Mel: My mentee in the University Fellows and I haven’t been together formally that much, but we circulate in the same community on campus and see each other that way.  When I was an undergrad, I was very confident in the value of what I was doing and my own competence.  When I got here, a lot of that went away and I was assailed by doubts about my own worth.  Am I up to this?  Obviously, Eva is my Point Foundation mentor, but generally I have a lot of professors I’ve been able to turn to and get my footing back, to not deny these feelings, but to see that I do deserve to be here—people like Monica Casper, Susan Stryker, Eric Plemons, and of course Meg Lota [Brown].  I wouldn’t say I have official mentees except through the University Fellows program, but it’s important for me to be there for undergraduate students, especially Trans students.  All the things you have to deal with—internal and external—weigh on you.  I think that I at least try to be there and listen to the student who needs to talk.  I don’t know if it qualifies as mentoring:  I think of it more as community building.  And I get things from it, too.

Terry:  What do you feel has been the biggest thing for you in the University Fellows program?

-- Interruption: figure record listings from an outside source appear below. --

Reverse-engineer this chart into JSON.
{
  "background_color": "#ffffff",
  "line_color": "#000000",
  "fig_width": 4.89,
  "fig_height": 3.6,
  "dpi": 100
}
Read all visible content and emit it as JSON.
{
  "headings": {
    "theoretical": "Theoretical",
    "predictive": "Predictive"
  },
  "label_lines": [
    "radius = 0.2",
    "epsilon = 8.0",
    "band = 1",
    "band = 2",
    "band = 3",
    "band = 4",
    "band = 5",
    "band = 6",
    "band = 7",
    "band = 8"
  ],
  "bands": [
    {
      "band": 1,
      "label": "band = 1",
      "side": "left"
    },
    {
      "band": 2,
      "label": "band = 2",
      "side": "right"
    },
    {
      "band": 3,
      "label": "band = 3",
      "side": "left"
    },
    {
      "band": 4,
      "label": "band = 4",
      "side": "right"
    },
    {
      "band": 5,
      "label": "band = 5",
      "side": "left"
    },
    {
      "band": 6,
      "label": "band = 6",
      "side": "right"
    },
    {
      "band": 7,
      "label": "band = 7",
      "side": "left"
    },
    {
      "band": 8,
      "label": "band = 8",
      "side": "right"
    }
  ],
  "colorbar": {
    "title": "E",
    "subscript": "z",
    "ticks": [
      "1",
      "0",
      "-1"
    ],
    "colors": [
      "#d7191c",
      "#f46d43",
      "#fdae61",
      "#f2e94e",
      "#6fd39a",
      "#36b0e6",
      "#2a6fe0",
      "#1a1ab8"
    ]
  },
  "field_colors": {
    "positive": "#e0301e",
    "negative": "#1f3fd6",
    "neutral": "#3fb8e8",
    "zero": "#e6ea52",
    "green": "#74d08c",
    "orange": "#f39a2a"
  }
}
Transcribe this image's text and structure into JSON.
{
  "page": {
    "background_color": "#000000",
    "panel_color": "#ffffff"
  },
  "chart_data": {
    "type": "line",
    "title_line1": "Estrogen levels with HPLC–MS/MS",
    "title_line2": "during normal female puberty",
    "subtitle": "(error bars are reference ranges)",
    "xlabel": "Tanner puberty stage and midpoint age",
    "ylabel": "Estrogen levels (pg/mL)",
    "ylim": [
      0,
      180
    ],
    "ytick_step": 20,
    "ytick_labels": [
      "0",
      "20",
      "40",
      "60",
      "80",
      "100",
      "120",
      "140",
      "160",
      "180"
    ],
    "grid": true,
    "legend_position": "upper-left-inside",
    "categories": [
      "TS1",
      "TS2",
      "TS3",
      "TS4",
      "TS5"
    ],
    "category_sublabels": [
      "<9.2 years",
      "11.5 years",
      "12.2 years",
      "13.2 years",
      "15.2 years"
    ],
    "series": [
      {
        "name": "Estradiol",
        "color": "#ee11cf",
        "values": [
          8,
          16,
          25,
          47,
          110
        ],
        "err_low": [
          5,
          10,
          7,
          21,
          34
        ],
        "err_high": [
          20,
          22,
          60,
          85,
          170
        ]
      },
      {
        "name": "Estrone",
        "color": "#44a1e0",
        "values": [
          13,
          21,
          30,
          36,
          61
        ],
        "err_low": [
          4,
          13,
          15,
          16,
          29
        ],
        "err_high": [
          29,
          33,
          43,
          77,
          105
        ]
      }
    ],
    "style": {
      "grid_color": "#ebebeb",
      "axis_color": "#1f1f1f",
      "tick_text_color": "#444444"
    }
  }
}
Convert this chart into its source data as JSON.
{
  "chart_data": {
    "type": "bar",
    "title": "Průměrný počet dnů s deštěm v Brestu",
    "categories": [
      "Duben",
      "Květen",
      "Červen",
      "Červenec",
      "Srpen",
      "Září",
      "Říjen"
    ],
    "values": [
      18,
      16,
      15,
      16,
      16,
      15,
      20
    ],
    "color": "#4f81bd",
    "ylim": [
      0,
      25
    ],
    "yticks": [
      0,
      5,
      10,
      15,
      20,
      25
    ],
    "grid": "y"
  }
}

Mel:  I think the Fellows program is incredibly interesting and successful in mixing students from all ends of campus and disciplines.  As a grad student, in addition to liking to know things, I also like not knowing things and learning. The Fellows program is great because it forces you to always be learning and approaching things differently.  And it really helped me with how to be a grad student, especially as a first generation college student.  How to make a CV, how to write a grant.  For me the biggest, most important thing about the fellows was not the academic community but the personal community.  When I first met Byron Hempel, it was on the Biosphere orientation, and I was terrified, and I didn’t want to talk to anyone because I was in a bad mood.  I remember Byron being, like, “Hey.”  And I’d hoped that was it, but he just kept talking to me.  As we were talking, I realized that this was the first time I’d been laughing since I got to Arizona.  I feel we pick each other up when we’re down.  Grad School is hard, and it’s normal to be doubtful about yourself, to be horribly overwhelmed by work, flailing.  But what’s been so nice about the Fellows is that we’re going through that together as a cohort in our own ways.  We’re able to pick each other up, turn to people for help, muddle through together.  To have a common ground, a common program that brings us together, is awesome.

Terry: I can see your intense focus on your own body of knowledge and work, but do you see anything in your future in the way of interdisciplinary collaboration?

Mel: Well, there’s also the medical folks but also literature.  I find myself consulting the hard sciences a lot, looking at how a certain molecule works, trying to understand that and how it relates.   Having taken those science classes in undergrad wasn’t a waste of time, after all, because they helped me understand in a personal way empirical thinking, how someone in the hard sciences approaches a problem. 

I find the pressure to pick a narrow discipline weird.  When I was going to grad school, I had profs saying: “Mel, apply to some disciplinary programs—you want to be able to get a job one day.”  At the end of the day, I don’t think along disciplinary lines.  Interdisciplinary work challenges you, challenges a lot of the assumptions inherent in the tight disciplinary framework.